May 5th 2019

As modern life grows increasingly dependent on the Internet, much of this world-transforming technology remains deeply misunderstood. The parts of the Internet people experience daily via phones and laptops are merely the peripheral edge of a complex global network, one which tends to be simplified into abstract ideas like “the cloud.” But in a city like Chicago, the Internet is all around us—if you know where and how to look.

The Internet Walking Tour will reveal just that. Your guide to the physical Internet will be Ingrid Burrington, author of “Networks of New York: An Illustrated Field Guide to Urban Internet Infrastructure” which the Wall Street Journal called “A playful, approachable handbook…its goal is to demystify components of [the] physical internet: not only those spray-painted street messages, but also manhole covers, junction boxes, cable routers and entire buildings whose primary purpose is to do the hidden work of making a wired modern city run.”

The Internet is also wireless, packets of data constantly radiate all around us, and your guides to the wireless Internet Nick Briz and Brannon Dorsey will be making the invisible visible. Briz and Dorsey developed the WiFi Data Safari, software that captures and interprets WiFi data. Using their app we’ll get a glimpse into the surrounding buildings by peering at their wireless networks, as well as examine the data emanating from passersby devices “spewing out personally identifiable information into the WiFi ether for anyone to capture and use”, as Real Life Magazine wrote, the app helps to, “illustrate all the data that anyone—marketers, governments, malefactors—can learn to pick up from the wi-fi radio ether.”

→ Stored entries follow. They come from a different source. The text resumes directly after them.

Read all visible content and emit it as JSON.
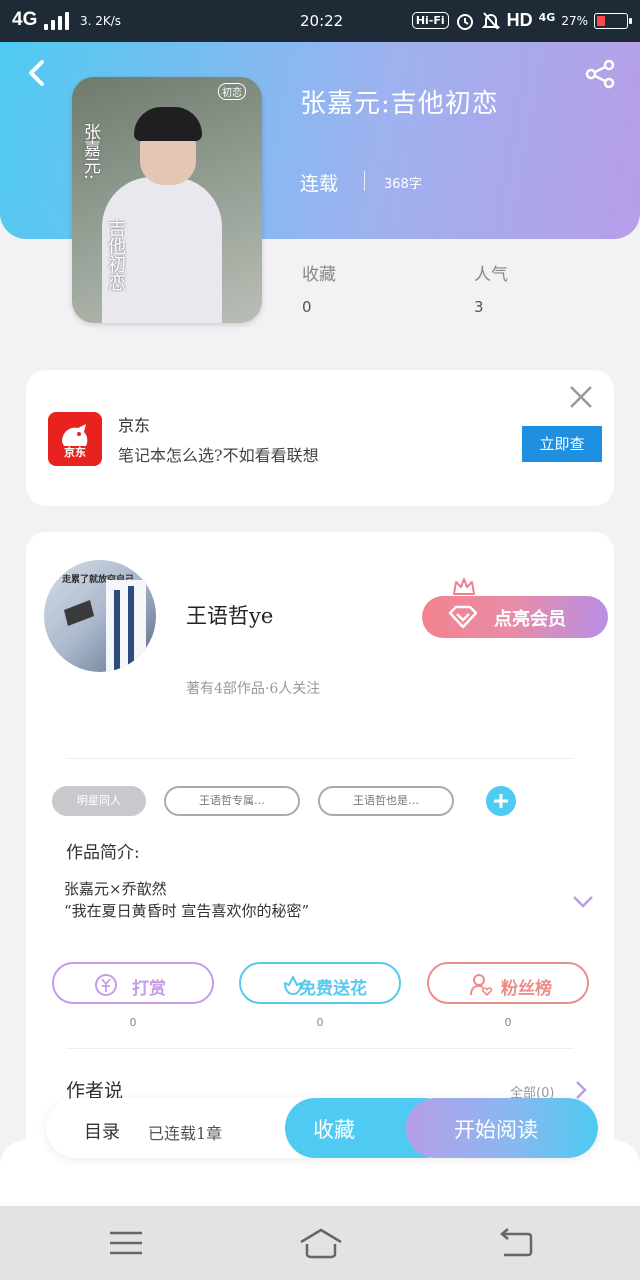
{
  "status_bar": {
    "network": "4G",
    "speed": "3. 2K/s",
    "time": "20:22",
    "hifi": "Hi-Fi",
    "hd": "HD",
    "mobile_data": "4G",
    "battery_percent": "27%",
    "battery_level": 0.27
  },
  "book": {
    "title": "张嘉元:吉他初恋",
    "status": "连载",
    "word_count": "368字",
    "cover_text_1": "张嘉元:",
    "cover_text_2": "吉他初恋",
    "cover_badge": "初恋"
  },
  "stats": {
    "favorites_label": "收藏",
    "favorites_value": "0",
    "popularity_label": "人气",
    "popularity_value": "3"
  },
  "ad": {
    "brand": "京东",
    "logo_text": "京东",
    "description": "笔记本怎么选?不如看看联想",
    "cta": "立即查"
  },
  "author": {
    "name": "王语哲ye",
    "meta": "著有4部作品·6人关注",
    "avatar_text": "走累了就放空自己",
    "vip_button": "点亮会员"
  },
  "tags": [
    "明星同人",
    "王语哲专属…",
    "王语哲也是…"
  ],
  "intro": {
    "label": "作品简介:",
    "line1": "张嘉元×乔歆然",
    "line2": "“我在夏日黄昏时 宣告喜欢你的秘密”"
  },
  "actions": [
    {
      "label": "打赏",
      "count": "0",
      "color": "#c89be6"
    },
    {
      "label": "免费送花",
      "count": "0",
      "color": "#56c9ee"
    },
    {
      "label": "粉丝榜",
      "count": "0",
      "color": "#e98f8a"
    }
  ],
  "author_said": {
    "label": "作者说",
    "all": "全部(0)"
  },
  "bottom_bar": {
    "toc": "目录",
    "toc_sub": "已连载1章",
    "favorite": "收藏",
    "start_reading": "开始阅读"
  },
  "colors": {
    "accent_blue": "#4fcaf2",
    "accent_purple": "#b79ee9",
    "jd_red": "#e8231f",
    "cta_blue": "#1f8fe0"
  }
}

The Internet Walking Tour is presented by Mozilla and organized by Netizen along side a series of public conversations called D.R.E.A.M. or Data Rules Everything Around Me. For more information on the rest of the series visit http://dream.netizen.org

The Guides:

Ingrid Burrington writes, makes maps, and tells jokes about places, politics, and the weird feelings people have about both. Much of her work focuses on mapping, documenting, and studying the often-overlooked landscapes of the internet (and the ways in which the entire planet has become, in effect, a “landscape of the internet”). By examining the political geography and embodied realities of living on a networked planet, she seeks to demystify these technologies for non-technical publics and to reframe technology’s underlying politics and power dynamics. She is the author of Networks of New York: An Illustrated Field Guide to Urban Internet Infrastructure.

Brannon Dorsey is an artist, programmer, and researcher who uses technology and reproducible electronic media to navigate difficult terrain. He employs open software tools to create experiences that excite and empower individuals and collaborative communities rather than create passive users/consumers. Brannon’s work encourages a digital literacy that celebrates the truly profound technological era that we now live while remaining skeptical of the ways that this technology is being used on and against us.

Nick Briz is an internationally recognized new-media artist, educator and organizer. His work focuses on digital culture by investigating the promises and perils of living in an increasingly digital and networked world. He is an active participant in various online communities and conversations including glitch art, net art, remix culture, digital rights, Internet ecology and digital literacy. He’s a co-founder of Netizen.org, an Adjunct Associate Professor at the School of the Art Institute of Chicago and the Creative Director of the digital agency Branger_Briz, a collective of artists, strategists, educators and programmers specializing in conceiving and developing custom innovative digital projects for a wide range of clients.